# Rogue Santa's Private Reserve Ale



## altbier (Feb 20, 2005)

Rogue Santa's Private Reserve Ale

Kind of a slow Sunday, so I decided it was a good night to crack open a new beer for me.

The bottle is typical cool Rogueness. They have their own printer that prints directly onto the bottle, no labels, and it has a cool Santa with glistening snowflakes. Santa of course is holding a beer.

most people know me as a malt beer lover. I am not too into overly hopped beers, but my friend William is slowly converting me (The beer he had last night at the Christmas party was awesome- 2lbs of hops in 5 gallons!)

I thought this beer would be a malty winter warmer. It poors an amber red with little head, though at first sip it is adequately carbonated. First taste was over abundance of hops, inline with a good strong IPA. The hop flavor is strong, but not overpowering.

The aftertasate has a good malt balance with something else I can't place my finger on; kind of an earthy falvor. The aroma is all hops. There is some alcohol in this beer, so be careful. Obviously Santa must drink this only after he finishes his deliveries.

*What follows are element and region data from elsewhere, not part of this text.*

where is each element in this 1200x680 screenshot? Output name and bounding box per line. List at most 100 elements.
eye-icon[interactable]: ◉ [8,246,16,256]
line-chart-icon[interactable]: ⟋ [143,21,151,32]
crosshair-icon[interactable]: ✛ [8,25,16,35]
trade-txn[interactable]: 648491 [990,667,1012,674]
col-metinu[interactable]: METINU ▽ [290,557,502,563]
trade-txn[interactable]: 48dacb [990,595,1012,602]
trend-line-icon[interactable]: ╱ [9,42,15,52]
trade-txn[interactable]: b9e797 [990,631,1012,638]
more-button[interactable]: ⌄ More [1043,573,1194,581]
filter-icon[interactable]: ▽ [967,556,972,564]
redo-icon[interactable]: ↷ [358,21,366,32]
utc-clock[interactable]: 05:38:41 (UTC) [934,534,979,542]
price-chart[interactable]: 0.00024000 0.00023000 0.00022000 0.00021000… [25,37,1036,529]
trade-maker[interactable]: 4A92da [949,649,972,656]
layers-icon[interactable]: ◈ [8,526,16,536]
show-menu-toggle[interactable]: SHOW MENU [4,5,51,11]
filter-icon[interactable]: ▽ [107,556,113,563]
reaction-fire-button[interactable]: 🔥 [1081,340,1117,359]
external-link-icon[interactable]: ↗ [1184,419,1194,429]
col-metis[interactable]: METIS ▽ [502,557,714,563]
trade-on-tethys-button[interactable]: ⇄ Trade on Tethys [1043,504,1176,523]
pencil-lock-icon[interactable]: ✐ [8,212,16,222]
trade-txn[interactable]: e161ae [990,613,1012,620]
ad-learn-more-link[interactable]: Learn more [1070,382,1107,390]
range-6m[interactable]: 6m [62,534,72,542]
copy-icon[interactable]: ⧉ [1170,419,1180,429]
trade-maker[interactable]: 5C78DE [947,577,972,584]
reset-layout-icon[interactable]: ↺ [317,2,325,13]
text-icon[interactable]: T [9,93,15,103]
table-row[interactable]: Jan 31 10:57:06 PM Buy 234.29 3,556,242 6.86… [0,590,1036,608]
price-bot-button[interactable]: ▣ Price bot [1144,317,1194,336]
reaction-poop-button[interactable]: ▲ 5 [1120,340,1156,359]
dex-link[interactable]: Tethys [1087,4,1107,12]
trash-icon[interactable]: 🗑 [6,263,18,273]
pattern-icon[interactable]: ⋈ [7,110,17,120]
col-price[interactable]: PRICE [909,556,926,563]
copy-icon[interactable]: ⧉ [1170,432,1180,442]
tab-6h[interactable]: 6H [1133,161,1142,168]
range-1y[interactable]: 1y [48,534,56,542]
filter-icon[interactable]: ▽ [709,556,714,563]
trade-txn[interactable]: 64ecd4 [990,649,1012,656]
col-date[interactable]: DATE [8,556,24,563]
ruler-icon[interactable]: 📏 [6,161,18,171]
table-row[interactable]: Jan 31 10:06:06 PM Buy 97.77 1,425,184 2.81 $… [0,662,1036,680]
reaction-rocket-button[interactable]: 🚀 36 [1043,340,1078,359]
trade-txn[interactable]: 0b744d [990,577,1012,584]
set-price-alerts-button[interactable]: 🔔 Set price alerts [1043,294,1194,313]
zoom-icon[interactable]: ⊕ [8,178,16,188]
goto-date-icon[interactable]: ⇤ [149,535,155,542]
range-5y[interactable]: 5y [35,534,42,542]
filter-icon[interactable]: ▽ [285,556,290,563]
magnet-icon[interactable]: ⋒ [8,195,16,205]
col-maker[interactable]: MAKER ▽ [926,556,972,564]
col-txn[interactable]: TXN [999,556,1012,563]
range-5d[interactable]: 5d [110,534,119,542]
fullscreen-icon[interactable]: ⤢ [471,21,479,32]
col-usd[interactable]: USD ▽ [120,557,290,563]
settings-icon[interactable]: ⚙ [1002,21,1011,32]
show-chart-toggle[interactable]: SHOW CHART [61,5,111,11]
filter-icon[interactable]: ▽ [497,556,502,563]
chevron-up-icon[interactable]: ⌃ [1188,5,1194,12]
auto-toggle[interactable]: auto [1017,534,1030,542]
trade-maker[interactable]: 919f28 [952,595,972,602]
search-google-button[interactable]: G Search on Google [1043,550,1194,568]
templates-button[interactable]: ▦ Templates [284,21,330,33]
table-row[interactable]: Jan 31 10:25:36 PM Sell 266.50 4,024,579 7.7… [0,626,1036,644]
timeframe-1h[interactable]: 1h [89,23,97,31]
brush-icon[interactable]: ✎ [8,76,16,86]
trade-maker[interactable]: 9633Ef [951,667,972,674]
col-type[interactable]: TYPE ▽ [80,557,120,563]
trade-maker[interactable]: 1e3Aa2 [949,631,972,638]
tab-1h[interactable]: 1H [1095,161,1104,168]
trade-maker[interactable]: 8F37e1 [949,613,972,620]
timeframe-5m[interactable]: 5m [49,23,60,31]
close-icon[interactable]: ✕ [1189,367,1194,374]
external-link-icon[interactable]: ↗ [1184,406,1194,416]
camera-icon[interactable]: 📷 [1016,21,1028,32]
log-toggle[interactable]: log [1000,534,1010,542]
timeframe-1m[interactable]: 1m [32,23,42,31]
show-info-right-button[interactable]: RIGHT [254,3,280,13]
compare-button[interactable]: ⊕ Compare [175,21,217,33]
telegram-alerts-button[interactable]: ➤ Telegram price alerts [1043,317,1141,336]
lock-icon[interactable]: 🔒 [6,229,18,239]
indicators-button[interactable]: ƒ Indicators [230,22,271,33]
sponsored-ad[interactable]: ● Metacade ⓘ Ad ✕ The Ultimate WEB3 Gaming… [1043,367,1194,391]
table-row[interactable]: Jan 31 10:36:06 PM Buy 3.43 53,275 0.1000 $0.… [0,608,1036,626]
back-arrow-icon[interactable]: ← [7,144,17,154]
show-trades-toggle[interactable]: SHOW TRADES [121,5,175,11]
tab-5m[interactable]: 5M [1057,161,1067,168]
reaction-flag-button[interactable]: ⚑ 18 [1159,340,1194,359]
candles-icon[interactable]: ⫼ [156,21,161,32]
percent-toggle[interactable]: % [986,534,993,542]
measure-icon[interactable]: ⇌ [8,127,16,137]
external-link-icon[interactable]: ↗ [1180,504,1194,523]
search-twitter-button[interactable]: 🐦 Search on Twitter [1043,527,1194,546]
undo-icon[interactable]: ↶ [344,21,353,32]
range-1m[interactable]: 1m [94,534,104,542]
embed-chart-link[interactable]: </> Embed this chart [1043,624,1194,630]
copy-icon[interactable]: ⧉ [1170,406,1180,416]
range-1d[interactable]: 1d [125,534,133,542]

So Rogue has done it again. I highly recommend this brewery from Oregon. Their beers are first class, and always creative. (My fav of theirs is the Mexicali Ale made with Chipotle peppers, they had to change the name for PC reasons, but it will always be the mexicali ale to me)

Drink on!



> Santa's Private Reserve
> 
> --------------------------------------------------------------------------------
> [Back to Top]
> ...


----------



## tazziedevil (Sep 8, 2005)

Oh I miss Rogue Beer! I moved from Eugene, Oregon last year and of all the things I miss, ROgue beer is the top of the list. Mexacali is good, so is deadguy ale, and my favorite is the Choclate Stout.


----------